But they held on. You want to know why the protesters are still able to remain in Tahrir Square after the military and police tried to evict them? Because they refused to be stepped on, and fought back. What a concept. Here's an excerpt from a letter that a group of Egyptian activists sent to the Occupy movement:
It is not our desire to participate in violence, but it is even less our desire to lose. If we do not resist, actively, when they come to take what we have won back, then we will surely lose. Do not confuse the tactics that we used when we shouted “peaceful” with fetishizing nonviolence; if the state had given up immediately we would have been overjoyed, but as they sought to abuse us, beat us, kill us, we knew that there was no other option than to fight back. Had we laid down and allowed ourselves to be arrested, tortured, and martyred to “make a point”, we would be no less bloodied, beaten and dead.
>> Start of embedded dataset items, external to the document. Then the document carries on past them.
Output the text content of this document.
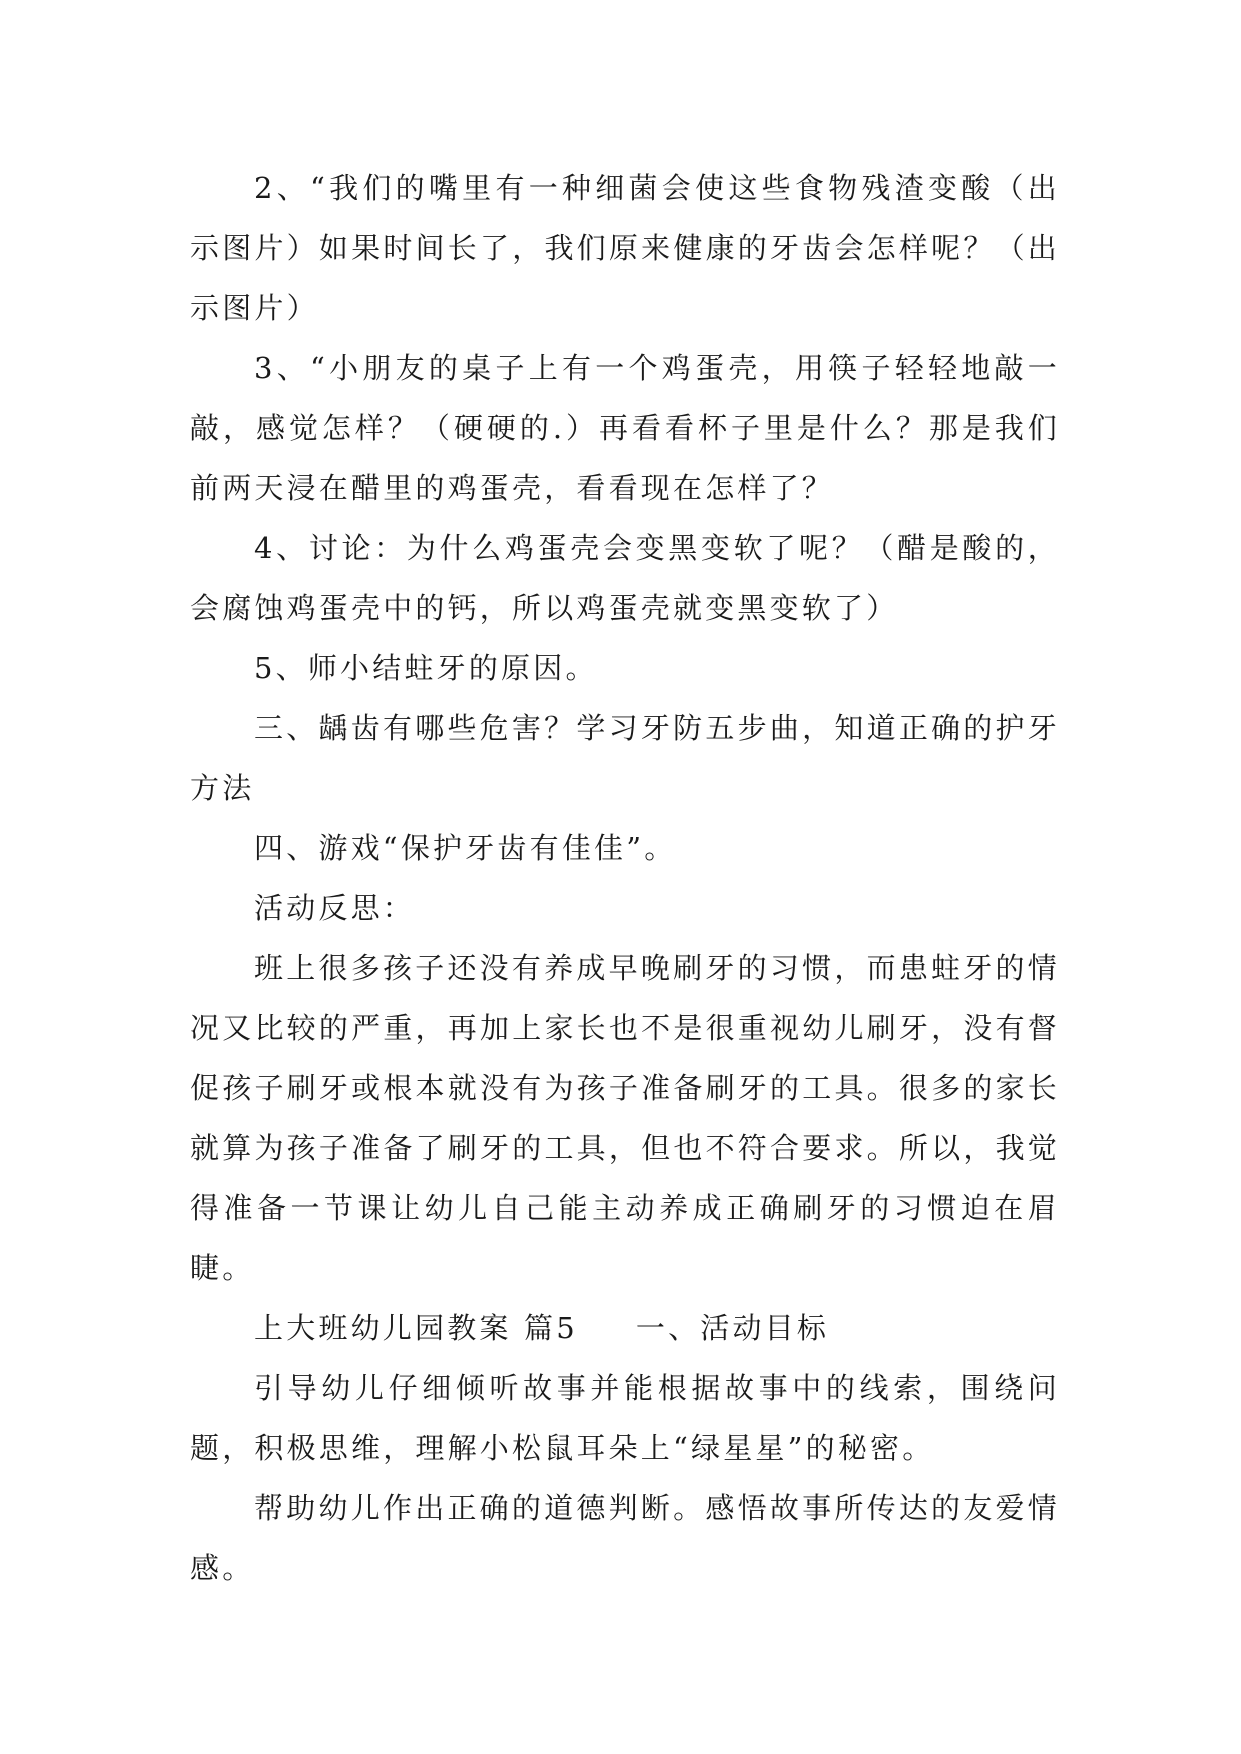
2、“我们的嘴里有一种细菌会使这些食物残渣变酸（出示图片）如果时间长了，我们原来健康的牙齿会怎样呢？（出示图片）

3、“小朋友的桌子上有一个鸡蛋壳，用筷子轻轻地敲一敲，感觉怎样？（硬硬的.）再看看杯子里是什么？那是我们前两天浸在醋里的鸡蛋壳，看看现在怎样了？

4、讨论：为什么鸡蛋壳会变黑变软了呢？（醋是酸的，会腐蚀鸡蛋壳中的钙，所以鸡蛋壳就变黑变软了）

5、师小结蛀牙的原因。

三、龋齿有哪些危害？学习牙防五步曲，知道正确的护牙方法

四、游戏“保护牙齿有佳佳”。

活动反思：

班上很多孩子还没有养成早晚刷牙的习惯，而患蛀牙的情况又比较的严重，再加上家长也不是很重视幼儿刷牙，没有督促孩子刷牙或根本就没有为孩子准备刷牙的工具。很多的家长就算为孩子准备了刷牙的工具，但也不符合要求。所以，我觉得准备一节课让幼儿自己能主动养成正确刷牙的习惯迫在眉睫。

上大班幼儿园教案 篇5 一、活动目标

引导幼儿仔细倾听故事并能根据故事中的线索，围绕问题，积极思维，理解小松鼠耳朵上“绿星星”的秘密。

帮助幼儿作出正确的道德判断。感悟故事所传达的友爱情感。
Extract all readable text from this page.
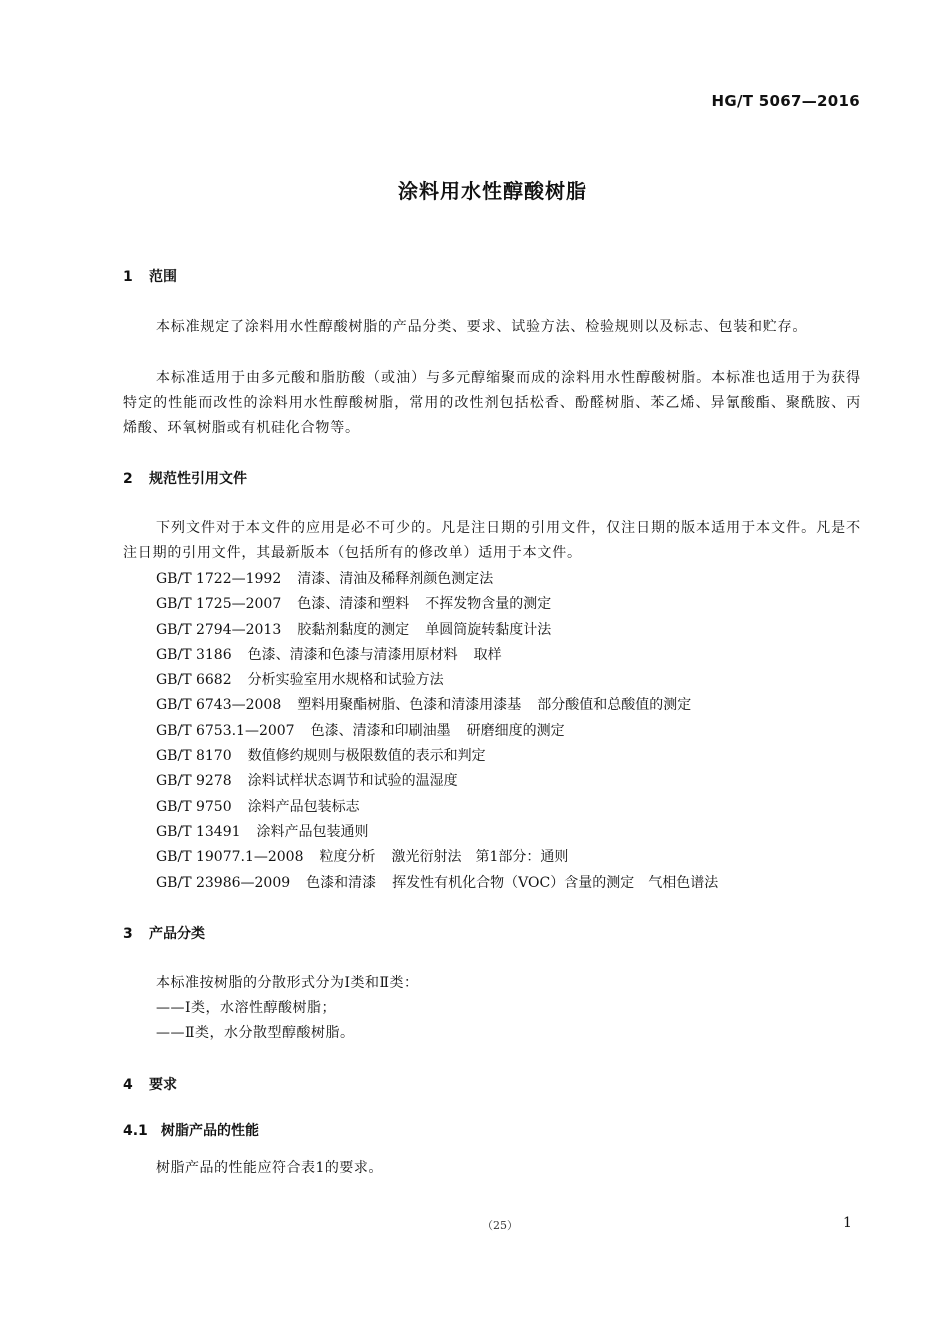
HG/T 5067—2016
涂料用水性醇酸树脂
1 范围
本标准规定了涂料用水性醇酸树脂的产品分类、要求、试验方法、检验规则以及标志、包装和贮存。
本标准适用于由多元酸和脂肪酸（或油）与多元醇缩聚而成的涂料用水性醇酸树脂。本标准也适用于为获得特定的性能而改性的涂料用水性醇酸树脂，常用的改性剂包括松香、酚醛树脂、苯乙烯、异氰酸酯、聚酰胺、丙烯酸、环氧树脂或有机硅化合物等。
2 规范性引用文件
下列文件对于本文件的应用是必不可少的。凡是注日期的引用文件，仅注日期的版本适用于本文件。凡是不注日期的引用文件，其最新版本（包括所有的修改单）适用于本文件。
GB/T 1722—1992 清漆、清油及稀释剂颜色测定法
GB/T 1725—2007 色漆、清漆和塑料 不挥发物含量的测定
GB/T 2794—2013 胶黏剂黏度的测定 单圆筒旋转黏度计法
GB/T 3186 色漆、清漆和色漆与清漆用原材料 取样
GB/T 6682 分析实验室用水规格和试验方法
GB/T 6743—2008 塑料用聚酯树脂、色漆和清漆用漆基 部分酸值和总酸值的测定
GB/T 6753.1—2007 色漆、清漆和印刷油墨 研磨细度的测定
GB/T 8170 数值修约规则与极限数值的表示和判定
GB/T 9278 涂料试样状态调节和试验的温湿度
GB/T 9750 涂料产品包装标志
GB/T 13491 涂料产品包装通则
GB/T 19077.1—2008 粒度分析 激光衍射法　第1部分：通则
GB/T 23986—2009 色漆和清漆 挥发性有机化合物（VOC）含量的测定　气相色谱法
3 产品分类
本标准按树脂的分散形式分为Ⅰ类和Ⅱ类：
——Ⅰ类，水溶性醇酸树脂；
——Ⅱ类，水分散型醇酸树脂。
4 要求
4.1 树脂产品的性能
树脂产品的性能应符合表1的要求。
（25）	1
Be prepared to defend these things you have occupied, that you are building, because, after everything else has been taken from us, these reclaimed spaces are so very precious.
They're absolutely right, and it's a shame we're not listening. Here's a bunch of protesters at UC Davis sitting on their asses allowing themselves to be maced.
As Orwell said, "Pacifism is objectively pro-fascist. This is elementary common sense." The result of this nonviolence? Everyone was arrested and the protest ended. Good job guys. I'm all for using nonviolence to win over the public, but my patience is really running thin. Police have no more right to hurt you than any other man in the street. If someone attacks you, then you defend yourself. This isn't hard.
Ward Churchill, in "Pacifism as Pathology," writes:
Pacifism, the ideology of nonviolent political action, has become axiomatic and all but universal among the more progressive elements of contemporary mainstream North America. With a jargon ranging from a peculiar mishmash of borrowed or fabricated pseudospiritualism to "Gramscian" notions of prefigurative socialization, pacifism appears as the common denominator linking otherwise disparate "white dissident" groupings. Always, it promises that the harsh realities of state power can be transcended via good feelings and purity of purpose rather than by self-defense and resort to combat.
Pacifists, with seemingly endless repetition, pronounce that the negativity of the modern corporate-fascist state will atrophy through defection and neglect once there is a sufficiently positive social vision to take its place ("What if there was a war and nobody came?"). Known in the Middle Ages as alchemy, such insistence on the repetition of insubstantial themes and failed experiments to obtain a desired result has long been consigned to the realm of fantasy, discarded by all but the most wishful or cynical (who use it to manipulate people).
If these protesters want change, then pacifism is extremely ineffective in accomplishing it. You know what Egypt accomplished by fighting back? Their interim government offered to resign yesterday. That's change. The military finalizes this, so it's unlikely to happen, but it's still an extremely significant step. Three days of real protests: Egyptian government resigns. Two months of peaceful protests in America: nothing. Absolutely nothing.
This photograph, which has become famous at this point, shows Jennifer Fox, 19, being carried off at Occupy Seattle after being maced in the face by police.
When Jennifer tried explaining to the police that she was pregnant and she wanted to leave, the police responded by kicking her in the stomach, hitting her with a bike, and spraying mace in her eyes with two separate spray cans simultaneously. Her baby miscarried. Here's video of Jennifer immediately after her chemical attack. Don't look away.
I don't know what the hell it's going to take for people to start taking this seriously. If "fetishizing nonviolence," as the Egyptians put it, is what this movement is about, then we've already lost. Dancing around in drum circles and allowing women to be assaulted seems to be the fun thing to do, but it will never give us our freedom. Ever.